С мертвыми всегда дело обстояло проще. Мужичку Жанну д'Арк, чтобы возвести в святые, пришлось предварительно сжечь. Видимо, существовала реальная опасность, что эта бесписьменная девушка захочет перекроить весь наш математический ряд, вернее, заменить его первые цифры.

Мнимые, то есть нереальные, мистические связи смазывают истинную картину взаимоотношений и взаимозависимостей в нашем ряду, затемняют механику принуждения и угнетения последующих чисел предыдущими и в то же время цементируют, скрепляют казалось бы несоединимое. То есть, в конечном счете, они и создают весь ряд — нашу десятичную дробь.

Всякое сравнение, как я уже писал выше, обесценивает или даже уничтожает сравниваемое. Поэтому я считаю, что нам пора отойти от понятия «ряд» и далее оперировать названиями — общество или людская совокупность, или, для конкретности, — государство. Но даже эти понятия не могут дать точной и четкой картины человеческих взаимоотношений.

Каждое государство соседствует с кем-нибудь и отношения с соседями затемняют, искажают или изменяют механику внутренних отношений. Внешний враг почти всегда — внутренний союзник в деле соединения, сплочения, цементирования дроби, то есть в деле угнетения наших последних людских рядов предыдущими. Причем самому последнему знаку нашего ряда, нашему фурштадтскому солдату, не дают возможности самому разобраться в степени опасности внешней угрозы для обозника как личности.

Вообще задача каждого императора, полководца, диктатора, предводителя и так далее — превратить нашего обозника в гайку, винт, болт и тому подобную мелкую техническую деталь, уверив его при том, что он чуть ли не основа всего механизма, то есть главная спица в повозке.

Вместо истинного понятия о зависимости, свободе и воле последнего члена общества ему вбиваются красивые фразы о долге, о мистической или божественной связи его со всем рядом и главой ряда, вбиваются доводы о необходимости жертвовать собой ради всеобщего блага и так далее. Как в армии солдат всегда должен быть занят и ни на минуту не должен быть предоставлен самому себе, своим мыслям и раздумьям, так последний член общества должен быть всегда зависим, всегда готов к самопожертвованию и всегда обуян страхом исключения из ряда.

Но самый последний фурштадтский солдат, самый глупый и ничтожный человек, — все-таки личность, а не болт, спица, гайка или винт. И пока он жив и крутится в общем механизме страны или общества, он должен иметь какой-то зазор, какой-то отличный от нуля минимум свободы выбора, свободы воли духовной и свободы воли физической.

Итак, в этой работе я хочу попытаться, сколь возможно снимая мистические наслоения, определить контуры личности самого слабосильного обозника.

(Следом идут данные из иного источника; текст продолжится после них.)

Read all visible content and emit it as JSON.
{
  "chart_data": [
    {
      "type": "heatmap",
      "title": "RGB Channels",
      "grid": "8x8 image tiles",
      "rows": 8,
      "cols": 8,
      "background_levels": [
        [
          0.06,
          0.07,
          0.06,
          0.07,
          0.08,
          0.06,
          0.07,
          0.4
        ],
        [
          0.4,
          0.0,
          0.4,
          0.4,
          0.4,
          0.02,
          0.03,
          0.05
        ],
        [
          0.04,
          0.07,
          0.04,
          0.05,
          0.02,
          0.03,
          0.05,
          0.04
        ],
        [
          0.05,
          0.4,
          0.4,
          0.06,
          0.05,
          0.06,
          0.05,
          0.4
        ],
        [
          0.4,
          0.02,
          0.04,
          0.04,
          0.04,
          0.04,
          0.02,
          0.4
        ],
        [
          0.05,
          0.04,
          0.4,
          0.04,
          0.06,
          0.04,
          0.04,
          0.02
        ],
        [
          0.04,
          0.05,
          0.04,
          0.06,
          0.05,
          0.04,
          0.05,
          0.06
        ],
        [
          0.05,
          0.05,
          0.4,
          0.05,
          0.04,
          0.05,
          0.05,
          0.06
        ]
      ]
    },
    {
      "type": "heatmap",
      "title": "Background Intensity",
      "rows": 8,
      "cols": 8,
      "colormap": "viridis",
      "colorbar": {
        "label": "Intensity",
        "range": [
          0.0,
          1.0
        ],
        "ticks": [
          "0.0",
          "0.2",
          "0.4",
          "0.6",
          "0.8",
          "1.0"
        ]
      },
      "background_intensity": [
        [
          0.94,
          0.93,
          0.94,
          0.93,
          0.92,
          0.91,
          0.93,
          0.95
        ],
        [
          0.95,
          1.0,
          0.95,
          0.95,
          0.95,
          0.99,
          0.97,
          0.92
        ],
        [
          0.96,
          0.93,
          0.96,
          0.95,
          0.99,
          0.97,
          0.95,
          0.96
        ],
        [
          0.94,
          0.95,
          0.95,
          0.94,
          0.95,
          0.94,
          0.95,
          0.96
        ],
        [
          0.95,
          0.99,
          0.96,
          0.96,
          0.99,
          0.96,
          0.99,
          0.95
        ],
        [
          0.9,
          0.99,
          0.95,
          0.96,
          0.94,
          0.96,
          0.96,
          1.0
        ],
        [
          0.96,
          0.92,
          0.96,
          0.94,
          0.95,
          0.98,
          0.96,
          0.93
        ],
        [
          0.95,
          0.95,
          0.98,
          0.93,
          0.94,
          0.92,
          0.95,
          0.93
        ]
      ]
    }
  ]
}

Безусловно, это всего лишь попытка и попытка со слабыми средствами. Отдельной личности никогда нигде не было, разве что в романе Дефо. Всегда человек связан еще с одним человеком, а тот в свою очередь с третьим, и все трое соединены между собой и еще с бесчисленным множеством других людей. И все-таки, насколько я знаю, основное внимание всегда уделялось именно этим связям или путам. Те, кто были связаны и спутаны, рассматривались только в плане возможности связать их или спутать еще крепче.

Так свободен ли и, если свободен, то насколько, наш фурштадтский солдат? есть ли у него возможность выбора действия или бездействия, возможность неподчинения и протеста, возможность, наконец, выпутаться до конца, или хотя бы частично, в то же время не теряя своего последнего места в ряду, то есть оставаясь самым распоследним фурштадтцем?

Наш несчастный солдат должен есть, пить, дышать. Должен быть защищен от непогоды, дождя, ветра, холода. Он должен воевать или работать, то есть обеспечивать существование тех, кто сам не воюет и не трудится. Кроме того, наш солдат не бессмертен и поэтому должен быть заменен во времени следующим обозником. То есть наш солдат должен размножаться, а поэтому обязан иметь жену и, как минимум, двоих детей, которым тоже надо дышать, есть, пить, во что-то одеваться и т. п.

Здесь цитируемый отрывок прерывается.